Mojo function

create_tensor_tile_im2col

create_tensor_tile_im2col[dtype: DType, tile_shape: IndexList[2], swizzle_mode: TensorMapSwizzle = TensorMapSwizzle.SWIZZLE_NONE, *, __tile_layout: Layout = Layout.row_major(tile_shape.__getitem__[Int](0), tile_shape.__getitem__[Int](1)), __desc_layout: Layout = _im2col_desc_tile_layout[dtype, tile_shape, swizzle_mode]()](ctx: DeviceContext, tensor: LayoutTensor[dtype, tensor.layout, tensor.origin, address_space=tensor.address_space, element_layout=tensor.element_layout, layout_int_type=tensor.layout_int_type, linear_idx_type=tensor.linear_idx_type, masked=tensor.masked, alignment=tensor.alignment], lower_corner_h: Int, lower_corner_w: Int, upper_corner_h: Int, upper_corner_w: Int, out_height: Int, out_width: Int, filter_h: Int, filter_w: Int) -> TMATensorTileIm2col[dtype, __tile_layout, __desc_layout]

Creates a TMA tensor tile with im2col transformation for 2D convolution.

This factory function creates a TMA descriptor that performs hardware im2col transformation during loads. The descriptor encodes the convolution geometry and the TMA hardware computes addresses on-the-fly.

For im2col TMA, each transaction loads one output pixel with multiple channels.
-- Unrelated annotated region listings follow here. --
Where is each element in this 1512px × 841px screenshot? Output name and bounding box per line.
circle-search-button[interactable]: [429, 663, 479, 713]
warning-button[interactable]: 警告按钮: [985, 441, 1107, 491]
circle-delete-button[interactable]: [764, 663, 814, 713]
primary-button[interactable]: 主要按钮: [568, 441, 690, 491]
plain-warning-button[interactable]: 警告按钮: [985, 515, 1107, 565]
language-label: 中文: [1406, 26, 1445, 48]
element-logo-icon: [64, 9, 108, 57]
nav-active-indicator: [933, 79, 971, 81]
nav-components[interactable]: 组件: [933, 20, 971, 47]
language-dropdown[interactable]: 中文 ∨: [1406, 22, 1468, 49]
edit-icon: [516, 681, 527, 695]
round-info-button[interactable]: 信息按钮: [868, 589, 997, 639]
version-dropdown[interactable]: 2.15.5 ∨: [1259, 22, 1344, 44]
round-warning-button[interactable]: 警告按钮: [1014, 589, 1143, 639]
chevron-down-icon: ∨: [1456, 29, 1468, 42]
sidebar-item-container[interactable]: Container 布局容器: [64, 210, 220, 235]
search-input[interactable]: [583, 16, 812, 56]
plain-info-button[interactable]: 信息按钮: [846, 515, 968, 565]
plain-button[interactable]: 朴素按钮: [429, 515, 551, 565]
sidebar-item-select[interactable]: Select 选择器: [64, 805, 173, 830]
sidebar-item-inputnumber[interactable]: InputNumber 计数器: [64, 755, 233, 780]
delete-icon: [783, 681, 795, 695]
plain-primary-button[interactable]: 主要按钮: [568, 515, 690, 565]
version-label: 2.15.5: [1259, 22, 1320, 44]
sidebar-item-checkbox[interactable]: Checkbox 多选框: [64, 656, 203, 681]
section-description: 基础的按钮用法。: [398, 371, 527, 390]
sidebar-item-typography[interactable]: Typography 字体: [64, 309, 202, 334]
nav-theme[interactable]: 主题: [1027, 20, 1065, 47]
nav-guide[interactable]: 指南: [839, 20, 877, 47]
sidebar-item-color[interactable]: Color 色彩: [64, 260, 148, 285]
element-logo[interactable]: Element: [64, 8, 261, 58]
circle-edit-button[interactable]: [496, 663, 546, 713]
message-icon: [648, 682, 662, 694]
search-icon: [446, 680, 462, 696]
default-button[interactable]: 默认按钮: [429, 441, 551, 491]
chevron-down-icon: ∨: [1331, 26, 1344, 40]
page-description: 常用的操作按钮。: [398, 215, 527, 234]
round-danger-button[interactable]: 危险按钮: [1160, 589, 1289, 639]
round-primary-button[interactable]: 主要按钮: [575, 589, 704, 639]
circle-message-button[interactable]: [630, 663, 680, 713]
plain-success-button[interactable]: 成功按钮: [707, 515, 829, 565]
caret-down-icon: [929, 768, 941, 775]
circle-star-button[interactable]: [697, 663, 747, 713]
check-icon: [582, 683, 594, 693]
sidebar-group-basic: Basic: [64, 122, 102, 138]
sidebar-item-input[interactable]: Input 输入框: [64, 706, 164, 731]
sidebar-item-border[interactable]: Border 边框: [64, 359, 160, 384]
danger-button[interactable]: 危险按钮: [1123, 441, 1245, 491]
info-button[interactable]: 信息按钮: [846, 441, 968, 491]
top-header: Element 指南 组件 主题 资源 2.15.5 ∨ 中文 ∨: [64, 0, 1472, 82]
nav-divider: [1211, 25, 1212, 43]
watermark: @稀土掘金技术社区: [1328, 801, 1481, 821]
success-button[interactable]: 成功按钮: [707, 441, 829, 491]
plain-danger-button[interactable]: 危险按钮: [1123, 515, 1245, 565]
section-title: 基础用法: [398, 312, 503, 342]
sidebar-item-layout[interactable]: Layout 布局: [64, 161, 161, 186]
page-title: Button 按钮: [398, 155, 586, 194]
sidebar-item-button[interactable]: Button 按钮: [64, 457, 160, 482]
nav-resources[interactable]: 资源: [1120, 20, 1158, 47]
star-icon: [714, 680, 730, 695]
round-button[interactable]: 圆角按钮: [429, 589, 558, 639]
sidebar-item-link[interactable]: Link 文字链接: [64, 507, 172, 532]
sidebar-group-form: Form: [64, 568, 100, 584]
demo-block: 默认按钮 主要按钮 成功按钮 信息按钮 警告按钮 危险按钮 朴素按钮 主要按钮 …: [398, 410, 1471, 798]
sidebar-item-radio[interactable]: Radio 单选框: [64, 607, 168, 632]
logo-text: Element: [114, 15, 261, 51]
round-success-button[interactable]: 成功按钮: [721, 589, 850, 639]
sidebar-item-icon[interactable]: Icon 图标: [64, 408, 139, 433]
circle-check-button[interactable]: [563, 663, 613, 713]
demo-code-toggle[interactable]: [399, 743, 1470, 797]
This follows CUTLASS's approach where:

pixels_per_column = 1 (one pixel per TMA transaction)
channels_per_pixel = min(K_tile, swizzle_width) (contiguous channels)

Note: For stride=1, dilation=1 convolution with padding (following CUTLASS convention):

lower_corner_h = -pad_h
lower_corner_w = -pad_w
upper_corner_h = pad_h - (filter_h - 1)
upper_corner_w = pad_w - (filter_w - 1)

The filter offsets passed to the PTX instruction range from 0 to (filter_size - 1) and are added to lower_corner to compute actual input coordinates.

Parameters:

dtype (DType): The data type of tensor elements.
tile_shape (IndexList): Shape [M_tile, K_tile] for the GEMM tile.
- M_tile: Number of output pixels (batch * H_out * W_out slice).
- K_tile: Number of channels (C_in * R * S slice for filter).
swizzle_mode (TensorMapSwizzle): Memory swizzling pattern.
__tile_layout (Layout): Internal layout parameter (full tile shape).
__desc_layout (Layout): Internal descriptor layout parameter (TMA box shape).

Args:

ctx (DeviceContext): The CUDA device context.
tensor (LayoutTensor): The 4D activation tensor in NHWC layout.
lower_corner_h (Int): Lower corner offset for height (negative for padding).
lower_corner_w (Int): Lower corner offset for width (negative for padding).
upper_corner_h (Int): Upper corner offset for height.
upper_corner_w (Int): Upper corner offset for width.
out_height (Int): Output height (H_out) for M coordinate decomposition.
out_width (Int): Output width (W_out) for M coordinate decomposition.
filter_h (Int): Filter height (R) for K coordinate decomposition.
filter_w (Int): Filter width (S) for K coordinate decomposition.

Returns:

TMATensorTileIm2col: A TMATensorTileIm2col configured for im2col loads.

Raises:

Error if TMA descriptor creation fails.